[Archive JDJ] : Fête de l’animation 2009 : Vivre en harmonie avec la nature, selon Miyazaki & interview de l’animatrice Masako Sakano
Pour les 40 ans du studio Ghibli, nous republions cet article consacré à Masako Sakano, collaboratrice historique de Hayao Miyazaki, que nous avions pu rencontrer à l’occasion de la 5e Fête de l’animation de Lille en avril 2009. Le festival proposait également à cette occasion de faire un zoom sur le travail de Miyazaki et sa philosophie à travers une exposition, des projections et des rencontres.
Vivre en harmonie avec la nature
Meurtrie, révoltée et réconciliée. Depuis ses débuts dans le métier, Hayao Miyazaki cherche à travers ses films à sensibiliser les spectateurs et spectatrices au respect de la nature et à la fragilité du lien entre l’homme à la nature.
La 5e Fête de l’animation de Lille a proposé de revenir sur la philosophie de ce grand maître de l’animation avec la projection de ses films et l’exposition de planches pour retracer sa démarche. Un véritable parcours initiatique qui se déclinait en trois temps : « La Nature Meurtrie », « La Nature Révoltée » et « La Nature Réconciliée » à l’instar de ses œuvres.

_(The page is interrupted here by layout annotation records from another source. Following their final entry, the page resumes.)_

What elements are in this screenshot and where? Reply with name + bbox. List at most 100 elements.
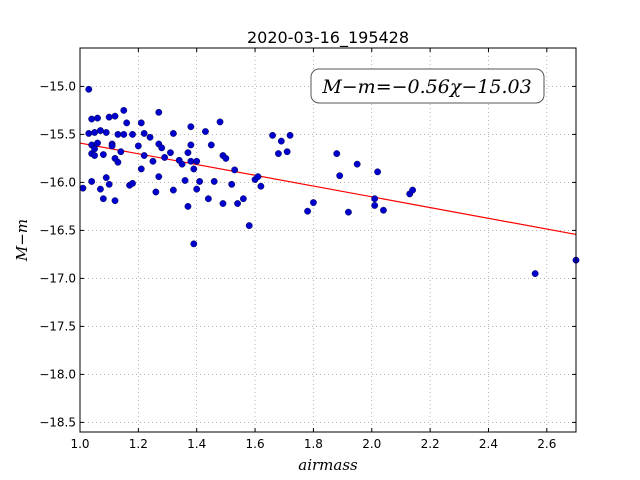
data-point [333,150,341,158]
data-point [310,199,317,206]
data-point [94,114,101,122]
data-point [152,188,160,196]
data-point [155,173,163,181]
data-point [155,108,163,116]
data-point [181,177,189,184]
data-point [79,184,87,192]
data-point [190,240,198,248]
data-point [85,130,93,137]
data-point [274,150,282,158]
data-point [102,129,110,136]
x-tick-label: 2.6 [537,437,556,451]
y-tick-label: −15.0 [39,79,76,93]
data-point [169,130,177,137]
x-tick-label: 1.4 [187,437,206,451]
data-point [169,186,177,194]
chart-title: 2020-03-16_195428 [247,28,409,48]
data-point [120,107,128,114]
data-point [123,119,131,127]
y-tick-label: −18.0 [39,367,76,381]
data-point [102,174,110,182]
y-axis-label: M−m [13,219,31,262]
data-point [234,200,241,207]
data-point [105,113,113,121]
data-point [161,154,169,161]
data-point [202,128,209,135]
data-point [91,145,98,153]
data-point [137,165,145,173]
data-point [277,137,285,145]
data-point [167,149,174,157]
data-point [187,123,195,131]
data-point [231,166,239,174]
grid [79,48,576,432]
x-tick-label: 2.4 [479,437,498,451]
data-point [336,172,344,180]
data-point [97,185,104,193]
data-point [178,160,186,168]
annotation-text: M−m=−0.56χ−15.03 [321,76,531,98]
data-point [111,112,119,120]
data-point [91,129,98,136]
data-point [371,195,379,203]
data-point [129,130,136,138]
data-point [88,115,96,123]
y-tick-label: −18.5 [39,415,76,429]
data-point [137,119,145,127]
data-point [254,173,262,181]
data-point [239,195,247,203]
data-point [146,133,154,141]
data-point [353,160,361,168]
data-point [105,180,113,188]
data-point [85,85,93,93]
x-tick-label: 2.2 [421,437,440,451]
data-point [140,152,148,159]
annotation-box [310,68,545,104]
data-point [88,178,96,185]
plot-frame [79,47,577,433]
data-point [117,148,125,156]
data-point [108,142,116,150]
x-tick-label: 1.6 [246,437,265,451]
data-point [184,149,192,157]
data-point [193,185,201,193]
data-point [149,157,157,165]
data-point [193,157,201,165]
y-axis: −15.0 −15.5 −16.0 −16.5 −17.0 −17.5 −18.0 −18.5 [39,79,576,429]
data-point [184,202,192,210]
data-point [114,130,122,138]
data-point [304,207,311,215]
fit-annotation: M−m=−0.56χ−15.03 [310,68,545,104]
data-point [187,141,195,149]
data-point [210,178,218,185]
data-point [286,131,294,139]
fit-line-group [79,142,577,236]
data-point [283,148,291,156]
x-tick-label: 1.2 [129,437,148,451]
x-tick-label: 2.0 [362,437,381,451]
data-point [222,154,230,162]
data-point [158,144,166,152]
x-tick-label: 1.8 [304,437,323,451]
data-point [245,222,253,230]
data-point [190,165,198,173]
data-point [120,130,128,138]
data-point [91,152,98,159]
data-point [111,197,119,205]
data-point [129,179,136,187]
data-point [345,208,352,216]
data-point [380,206,387,214]
data-point [219,200,227,207]
data-points [79,85,580,277]
y-tick-label: −15.5 [39,127,76,141]
data-point [196,178,204,185]
data-point [99,195,107,203]
x-axis: 1.0 1.2 1.4 1.6 1.8 2.0 2.2 2.4 2.6 [70,48,556,451]
data-point [99,151,107,158]
data-point [134,142,142,150]
y-tick-label: −17.5 [39,319,76,333]
data-point [374,168,381,176]
y-tick-label: −17.0 [39,271,76,285]
data-point [204,195,212,203]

« L’exposition Vivre en harmonie avec la nature montre qu’il y a une possibilité de cohabitation entre l’environnement et l’être humain, comme le message final délivré par les films du réalisateur », témoigne Gersende Bollut, co-auteur du livre Miyazaki l’enchanteur et invité du festival.
Attention ! Malgré le caractère écologique de ses films, mieux vaut éviter ce terme pour les qualifier. « Pour les Japonais, c’est un phénomène instinctif, ils s’adaptent et vivent dans le respect de l’environnement. » Mon Voisin Totoro garde, par exemple, un message optimiste et pédagogique, qui montre un père de famille enseigner cette notion à ses deux filles.
Pour expliquer la différence entre ces concepts et l’approche de Miyazaki, les organisateurs du festival ont fait appel à Masako Sakano, collaboratrice du réalisateur pendant près de 20 ans, et Gersende Bollut. Ils ont animé une conférence qui s’est très vite transformée en table ronde. Quand on demande à Masako Sakano quelles sont les principales sources d’inspiration du réalisateur, elle répond : « La vie quotidienne ! Lorsqu’il voyage, il va retranscrire ses impressions plutôt que la réalité elle-même. »
Les films de Miyazaki créent systématiquement l’évènement. Ils sont les premiers non-américains à comptabiliser le plus d’entrées mondiales. On retrouvait Le Voyage de Chihiro à la 15e position lors de sa sortie en 2001 et Le Château Ambulant à la 17e place en 2004. Ponyo sur la Falaise, avait rassemblé 204 175 565 $ de recettes à sa sortie en 2008.
Les avis dans la profession sont pourtant assez mitigés au sujet de son dernier film [Ponyo sur la falaise]. Certains lui reprochent par exemple un scénario trop léger, une approche trop enfantine. « Il a voulu revenir à un récit plus simple, qui s’adresse avant tout aux enfants, parce qu’il les respecte, c’est donc cohérent », explique Gersende Bollut qui justifie à la fois son choix narratif mais aussi le choix de sa cible.
(màj : C’est intéressant de voir les analyses de l’époque maintenant que le documentaire consacré à la création de Ponyo « 10 years with Hayao Miyazaki – épisode 1 : Ponyo est là » est sorti (2019). On y voit en effet tout le long les difficultés que Miyazaki traverse pour développer son intrigue et ses personnages. Ainsi que la déclaration finale du producteur Toshio Suzuki « Rien de ce que Miyazaki a fait ne pourra jamais dépasser Totoro », renvoyant directement dos à dos Ponyo et Totoro qui sont en effet deux approches opposées du cinéma du réalisateur. Miyazaki délaisse l’ancrage réaliste de Totoro et sa dépiction du Japon des années 50 avec de petites touches de fantastique, pour un conte merveilleux et fantastique « où peu à peu, le surnaturel va prendre le pas sur le réel, jusqu’au point de littéralement le submerger et presque l’engloutir… »)
L’arrivée de Ponyo sur la Falaise sur grand écran montre que la vision du réalisateur a changé. « Hayao Miyazaki avait foi en l’homme, aujourd’hui il est devenu misanthrope et très critique avec l’être humain. » Bien que son discours se soit toujours dirigé vers l’enfant, le réalisateur, désabusé, semble d’autant plus s’appuyer sur leur naïveté et leur innocence pour véhiculer son message de respect de la nature.
Que cela ne décourage pas le spectateur, Ponyo sur la Falaise est avant tout une belle histoire, dont l’animation est particulièrement réussie.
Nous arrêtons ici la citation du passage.